No—REIT shares are securities, so they don’t qualify as 1031 replacement property; only certain real-estate interests can.

You sold an investment property, you’re sitting on exchange proceeds, and a REIT looks tempting. It’s hands-off, spread across many properties, and you can buy in with a click.

Here’s the catch: a Section 1031 exchange is built for swapping one real property interest for another real property interest. A standard REIT purchase is a securities trade. That mismatch is where people get tripped up.

This article explains what counts, what doesn’t, and what investors use when they want REIT-style exposure while staying inside 1031 rules.

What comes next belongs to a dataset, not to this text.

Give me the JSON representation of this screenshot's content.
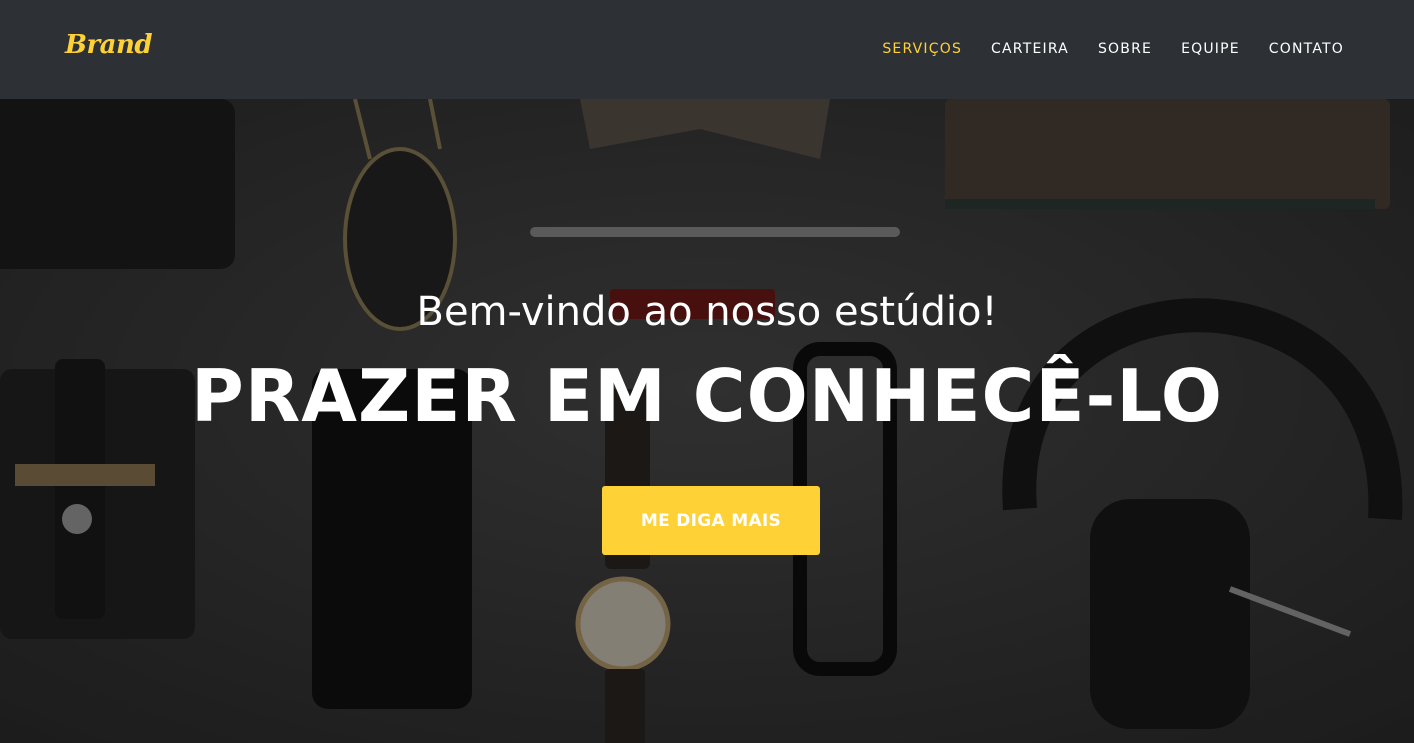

Why REIT Shares Don’t Fit Inside Section 1031

After the Tax Cuts and Jobs Act changes took effect, Section 1031 applies to exchanges of real property held for investment or for use in a trade or business. That core limit shows up in IRS explanations of like-kind exchanges and in the statute itself.

A REIT share is stock. Even if the REIT owns buildings, the investor owns a security, not a deeded real property interest. Section 1031 does not treat stock as like-kind to real property, so buying REIT shares with exchange proceeds breaks the exchange.

Real property Versus A security

Think in terms of what you own on closing day. With a typical replacement property, you receive a deeded interest in land or a building. With a REIT, you receive shares issued by an entity. That shift from deed to share is the whole story.

The IRS’s own like-kind exchange guidance ties the rule to real property and outlines reporting on Form 8824. The statute text also frames the exchange as “real property for real property.”

What happens if you try anyway

If exchange funds end up buying REIT shares, the transaction fails as a 1031 exchange. In plain terms, the deferred gain becomes taxable, plus you may face penalties or interest if the return is filed as though the exchange worked.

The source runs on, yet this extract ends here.